La Hollande n’est plus tout à fait la république faite de hasard dont parle Hugo Grotius : « Respublica casufacta, quam metus Hispanorum continet ; » mais c’est toujours un pays où les quatre éléments ne valent rien. On peut lui conserver encore ses vieilles armes : le démon de l’or couronné de tabac, assis sur un trône de fromage.
J’ai promis de vous écrire sur la Hollande. Jusqu’ici j’écris sur tout, excepté sur la Hollande. Quand on entreprend un voyage au long cours, c’est surtout à l’heure du départ qu’on se trouve en verve de raconter ses aventures ou ses impressions. Je vais arriver en Hollande ; j’ai bien peur de n’avoir plus la patience de reprendre ma plume. Parler de la Hollande avant d’y arriver, c’est bien naturel ; mais, quand on entre de plain-pied dans ses vertes prairies, on a bien le temps d’écrire ! Les relations de voyage sont écrites, j’imagine, par des gens qui restent au coin de leur feu ; les vrais voyageurs n’écrivent pas.
Nous sommes toujours dans le bateau à vapeur qui va d’Anvers à Rotterdam. Il n’y a pas d’autres passagers français dans notre humide maison. On parle flamand autour de nous, – ou hollandais, – car je n’entends ni l’une ni l’autre langue. On fume des cigares de Batavia, on boit du vin du Rhin et on mange des biftecks de Berg-op-Zoom. Nous avons déjeuné avec l’appétit des héros de Lesage. Comme on ne boit pas une goutte d’eau dans ce pays où il y en a tant, nous avions à choisir entre le café et le vin du Rhin. Nous avons choisi l’un et l’autre, nous avons bu le vin du Rhin comme vin ordinaire et le café comme vin de Bordeaux.

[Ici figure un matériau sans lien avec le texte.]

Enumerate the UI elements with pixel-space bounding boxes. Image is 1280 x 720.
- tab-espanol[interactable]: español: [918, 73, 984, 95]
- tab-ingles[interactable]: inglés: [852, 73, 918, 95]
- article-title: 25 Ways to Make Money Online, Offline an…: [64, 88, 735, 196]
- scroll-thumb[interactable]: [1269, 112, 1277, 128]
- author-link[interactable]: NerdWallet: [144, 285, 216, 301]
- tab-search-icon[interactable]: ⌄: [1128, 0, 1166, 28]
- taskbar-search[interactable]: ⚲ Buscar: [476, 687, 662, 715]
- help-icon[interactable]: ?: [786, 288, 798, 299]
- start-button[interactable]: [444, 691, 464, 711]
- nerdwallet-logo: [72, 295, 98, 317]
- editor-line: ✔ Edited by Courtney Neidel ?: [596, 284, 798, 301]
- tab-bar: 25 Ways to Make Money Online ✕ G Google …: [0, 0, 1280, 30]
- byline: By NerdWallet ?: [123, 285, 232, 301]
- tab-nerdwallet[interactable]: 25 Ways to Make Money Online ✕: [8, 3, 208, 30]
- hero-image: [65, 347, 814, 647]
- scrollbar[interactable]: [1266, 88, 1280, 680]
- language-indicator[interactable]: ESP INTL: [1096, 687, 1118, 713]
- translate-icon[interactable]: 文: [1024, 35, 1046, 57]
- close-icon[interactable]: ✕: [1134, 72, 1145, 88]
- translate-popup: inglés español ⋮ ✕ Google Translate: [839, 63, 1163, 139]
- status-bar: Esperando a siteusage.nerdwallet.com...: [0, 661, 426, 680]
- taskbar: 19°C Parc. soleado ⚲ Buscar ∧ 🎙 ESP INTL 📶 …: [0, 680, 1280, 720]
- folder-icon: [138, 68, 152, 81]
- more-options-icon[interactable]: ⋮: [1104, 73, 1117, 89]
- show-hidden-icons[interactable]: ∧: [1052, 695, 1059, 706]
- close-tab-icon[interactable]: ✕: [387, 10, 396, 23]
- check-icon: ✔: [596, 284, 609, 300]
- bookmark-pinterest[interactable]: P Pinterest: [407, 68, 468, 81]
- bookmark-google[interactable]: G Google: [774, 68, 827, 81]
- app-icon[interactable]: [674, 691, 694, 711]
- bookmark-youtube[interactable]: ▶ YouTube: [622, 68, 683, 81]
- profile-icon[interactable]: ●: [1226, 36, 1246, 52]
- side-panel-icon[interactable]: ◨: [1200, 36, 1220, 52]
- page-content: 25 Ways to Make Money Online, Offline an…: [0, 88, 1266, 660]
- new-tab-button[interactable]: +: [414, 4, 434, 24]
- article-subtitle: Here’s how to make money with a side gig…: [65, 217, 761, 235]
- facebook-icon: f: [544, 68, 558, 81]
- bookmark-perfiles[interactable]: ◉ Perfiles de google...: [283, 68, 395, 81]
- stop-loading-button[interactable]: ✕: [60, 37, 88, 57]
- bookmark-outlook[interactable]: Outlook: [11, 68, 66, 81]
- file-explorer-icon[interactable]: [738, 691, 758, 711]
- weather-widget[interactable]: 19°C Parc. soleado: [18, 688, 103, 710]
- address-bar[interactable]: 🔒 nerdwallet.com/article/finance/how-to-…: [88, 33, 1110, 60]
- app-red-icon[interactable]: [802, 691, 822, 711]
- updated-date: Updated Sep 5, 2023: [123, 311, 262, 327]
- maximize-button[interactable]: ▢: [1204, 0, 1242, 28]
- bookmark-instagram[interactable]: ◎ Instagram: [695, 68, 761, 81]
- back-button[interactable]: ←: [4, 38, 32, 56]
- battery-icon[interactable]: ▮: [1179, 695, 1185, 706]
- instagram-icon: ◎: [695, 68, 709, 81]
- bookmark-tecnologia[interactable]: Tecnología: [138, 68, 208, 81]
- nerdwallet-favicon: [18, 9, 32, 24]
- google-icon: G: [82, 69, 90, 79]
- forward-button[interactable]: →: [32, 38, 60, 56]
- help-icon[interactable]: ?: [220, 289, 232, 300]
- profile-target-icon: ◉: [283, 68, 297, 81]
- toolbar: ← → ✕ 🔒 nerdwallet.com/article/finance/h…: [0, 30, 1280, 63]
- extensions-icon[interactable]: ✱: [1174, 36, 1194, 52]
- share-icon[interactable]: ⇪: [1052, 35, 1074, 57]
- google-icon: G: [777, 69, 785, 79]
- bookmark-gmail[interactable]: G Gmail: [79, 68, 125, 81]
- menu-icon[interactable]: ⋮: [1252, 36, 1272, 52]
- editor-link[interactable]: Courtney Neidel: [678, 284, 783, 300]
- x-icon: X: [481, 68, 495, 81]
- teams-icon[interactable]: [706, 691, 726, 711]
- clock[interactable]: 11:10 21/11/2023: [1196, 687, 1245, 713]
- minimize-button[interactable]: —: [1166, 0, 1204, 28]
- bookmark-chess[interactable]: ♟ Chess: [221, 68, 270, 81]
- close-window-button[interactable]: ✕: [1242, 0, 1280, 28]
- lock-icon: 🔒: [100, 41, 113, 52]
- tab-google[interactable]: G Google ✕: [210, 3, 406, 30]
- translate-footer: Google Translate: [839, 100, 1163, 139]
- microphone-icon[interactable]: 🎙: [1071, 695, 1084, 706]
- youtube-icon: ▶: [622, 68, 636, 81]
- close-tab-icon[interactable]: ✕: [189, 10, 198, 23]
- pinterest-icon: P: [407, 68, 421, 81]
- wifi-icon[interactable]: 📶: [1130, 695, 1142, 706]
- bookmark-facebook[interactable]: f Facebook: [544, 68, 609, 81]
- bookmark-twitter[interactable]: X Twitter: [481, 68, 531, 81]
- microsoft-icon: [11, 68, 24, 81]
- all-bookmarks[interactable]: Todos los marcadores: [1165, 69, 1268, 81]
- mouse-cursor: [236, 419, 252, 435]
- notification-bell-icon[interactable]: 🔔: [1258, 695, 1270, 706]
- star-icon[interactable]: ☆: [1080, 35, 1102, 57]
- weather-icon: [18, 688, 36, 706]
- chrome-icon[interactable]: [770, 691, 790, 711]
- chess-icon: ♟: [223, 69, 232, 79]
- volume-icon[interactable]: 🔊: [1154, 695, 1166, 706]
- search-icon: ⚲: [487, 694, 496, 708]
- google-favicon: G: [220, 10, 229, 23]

Un passager attire mes regards ; c’est, il est vrai, une passagère. – Ne vous alarmez pas, c’est une petite fille qui n’a guère que douze mois. – Je crois retrouver ma fille. Elle est toute surprise de me voir écrire. Sa mère a un peu l’accent des vierges de Rubens. Elle pleurait beaucoup tout à l’heure en s’embarquant au-dessus de Oud Vosmaar. On nous dira pourquoi : c’est tout un roman. Elle est là près de nous qui habille et déshabille son enfant. Les jolis petits pieds mignons ! mais que ceux d’Edmée sont bien plus jolis quand elle les prend dans sa main !
Les Hollandais sont de grands paysagistes. Pour égayer les tons froids et tristes de leurs rives, ils peignent leurs maisons et habillent leurs paysans en rouge. Leurs moulins à vent, qui ont le pied dans l’eau, rivalisent d’élégance avec leurs clochers ; rien de plus svelte, de plus gracieux, de plus aérien. À les voir ainsi voler dans les nues, au-dessus des lacs, on se rappelle les demoiselles au corselet d’or qui voltigent si légèrement sur les ruisseaux.
Je viens de voir Willemstadt ; c’est une petite ville jolie et coquette comme les villes chinoises. Elle jette un vif éclat par la peinture de ses maisons. Jamais on n’a mieux varié les nuances ; on dirait un village d’Opéra. Il n’y a pas moins de trois ou quatre églises où règnent et où ne gouvernent pas divers dieux très fêtés : les dieux des papes, les dieux de Luther, les dieux des juifs. Le plus petit village en Hollande est divisé par plusieurs religions. Avant de bâtir, en Hollande, la première maison d’un village, on commence par élever deux temples qui se tournent le dos.
Au premier aspect, on s’imagine que Dordreck est une ville de moulins à vent. C’est un bien curieux spectacle que la vue de ces centaines de moulins bariolés, d’une forme très svelte, qui ont l’air d’hirondelles ou de cigales courant la poste. Ces moulins ne font pas de farine, ils scient du bois, ils battent du beurre et promènent les eaux de l’éternel canal hollandais. Ainsi ils ont une roue comme les moulins à eau ; mais, au lieu de se laisser aller au courant, ils le précipitent. Ces moulins sont pour la plupart gaiement juchés au haut d’une maison pareillement bariolée, bâtie au milieu d’un joli jardin chinois : aussi nous avons beaucoup de peine à prendre ces moulins au sérieux.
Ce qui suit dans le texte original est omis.